Hello all designers - I create wedding videos and have long used for my titles lowercase letters for my couples' names - I believe it gives my films a more contemporary look and separates me from some of the cheesy offerings of other companies - Example below


I've now had a priest of a recent wedding rant at me via facebook for using lowercase letters in such a way - I have responded outlining in detail my reason why and I have only a few examples to back me up, so I was hoping the collective knowledge of you good people could point me to some more examples of type used in this way.

Many thanks in advance if you are able to help.


Paul Murray

Staff member
This is something I constantly argued with my tutor about at uni. She was very strict that if you're doing something typographic, you should follow all the rules, and would constantly pull me up on things like capitalisation. My argument was that if it was a conscious decision (i.e. not a mistake), it looks good and it suits the design, what's the problem?

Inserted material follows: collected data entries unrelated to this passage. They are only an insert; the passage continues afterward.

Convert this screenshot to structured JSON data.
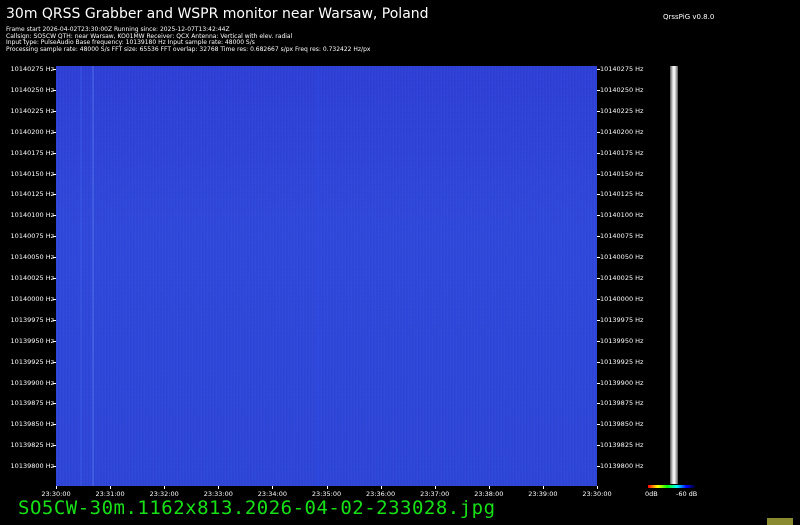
{
  "header": {
    "title": "30m QRSS Grabber and WSPR monitor near Warsaw, Poland",
    "version": "QrssPiG v0.8.0",
    "info_lines": [
      "Frame start 2026-04-02T23:30:00Z Running since: 2025-12-07T13:42:44Z",
      "Callsign: SO5CW QTH: near Warsaw, KO01MW Receiver: QCX Antenna: Vertical with elev. radial",
      "Input type: PulseAudio Base frequency: 10139180 Hz Input sample rate: 48000 S/s",
      "Processing sample rate: 48000 S/s FFT size: 65536 FFT overlap: 32768 Time res: 0.682667 s/px Freq res: 0.732422 Hz/px"
    ]
  },
  "chart_data": {
    "type": "heatmap",
    "y_ticks": [
      "10140275 Hz",
      "10140250 Hz",
      "10140225 Hz",
      "10140200 Hz",
      "10140175 Hz",
      "10140150 Hz",
      "10140125 Hz",
      "10140100 Hz",
      "10140075 Hz",
      "10140050 Hz",
      "10140025 Hz",
      "10140000 Hz",
      "10139975 Hz",
      "10139950 Hz",
      "10139925 Hz",
      "10139900 Hz",
      "10139875 Hz",
      "10139850 Hz",
      "10139825 Hz",
      "10139800 Hz"
    ],
    "x_ticks": [
      "23:30:00",
      "23:31:00",
      "23:32:00",
      "23:33:00",
      "23:34:00",
      "23:35:00",
      "23:36:00",
      "23:37:00",
      "23:38:00",
      "23:39:00",
      "23:30:00"
    ],
    "colorscale": [
      "0dB",
      "-60 dB"
    ],
    "colors": {
      "background": "#2d48e6",
      "footer": "#17e017"
    }
  },
  "footer": {
    "filename": "SO5CW-30m.1162x813.2026-04-02-233028.jpg"
  }
}
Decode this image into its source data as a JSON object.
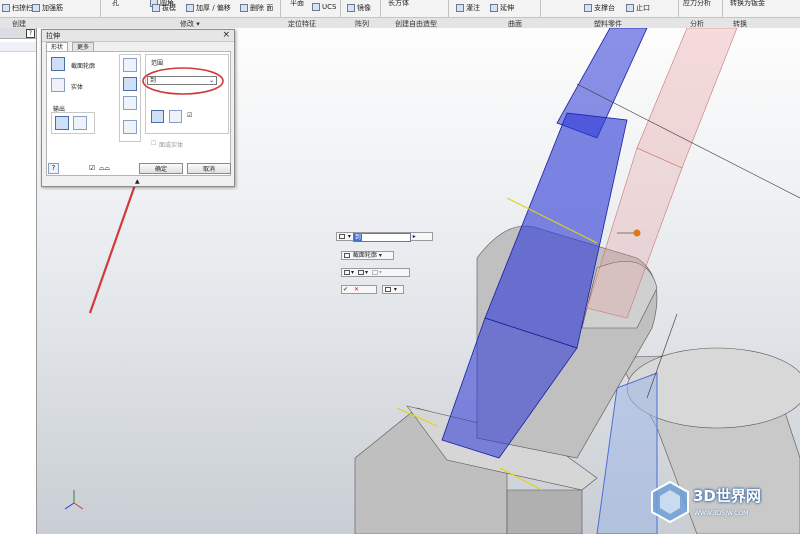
{
  "ribbon": {
    "items": [
      "扫掠扫描",
      "加强筋",
      "孔",
      "圆角",
      "拔模",
      "加厚 / 偏移",
      "删除 面",
      "平面",
      "UCS",
      "镜像",
      "长方体",
      "灌注",
      "延伸",
      "支撑台",
      "止口",
      "应力分析",
      "转换为钣金"
    ],
    "groups": [
      "创建",
      "修改 ▾",
      "定位特征",
      "阵列",
      "创建自由造型",
      "曲面",
      "塑料零件",
      "分析",
      "转换"
    ]
  },
  "browser": {
    "help_label": "?"
  },
  "dialog": {
    "title": "拉伸",
    "close_label": "×",
    "tabs": [
      "形状",
      "更多"
    ],
    "profile_label": "截面轮廓",
    "solid_label": "实体",
    "output_label": "输出",
    "extents_label": "范围",
    "extents_value": "到",
    "minimum_solution_label": "面或实体",
    "help_label": "?",
    "ok_label": "确定",
    "cancel_label": "取消"
  },
  "minitoolbar": {
    "extent_value": "到",
    "profile_label": "截面轮廓",
    "ok_symbol": "✔",
    "cancel_symbol": "✕"
  },
  "watermark": {
    "text": "3D世界网",
    "url": "WWW.3DSJW.COM"
  },
  "colors": {
    "annotation_red": "#d23a3a",
    "preview_blue": "#2b37d6",
    "preview_pink": "#e59a9a",
    "model_gray": "#c4c4c4"
  }
}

People have an idea of how things should be based on what they've seen before. I occasionally have clients request things be changed/moved "because that's how it's normally done," rather than them looking at the design as a whole and accepting that the slightly different approach to something, actually works.

To be honest though, in this instance I do think the lack of capitalisation in the names does look a bit odd. I think it's ok to lose the caps with brand names and such like, but when it's a person's name, I would always capitalise, otherwise it looks like you lack grammar skills.

As for the priest, just threaten to tell God about his ranting, or sit in on one of his weddings and tell him how to do his 'job'. Really it's none of his concern. If the couple getting married are happy with the result, that's all that counts.

Dave L

Well-Known Member
I'm largely with Paul in that lowercase type for proper names is fine in some instances (brand names), less so in others (people's names). I also think that wholesale application of l/c as a design choice is a bit old hat these days - I think it became widespread when people started to become familiar with URLs but that hardly places it at the cutting edge any more. I don't know why a priest should give a toss but I've had instances in the distant past where people have raised valid objections (schools, for example, often don't like it as it goes against the grain of literacy strategies and the like).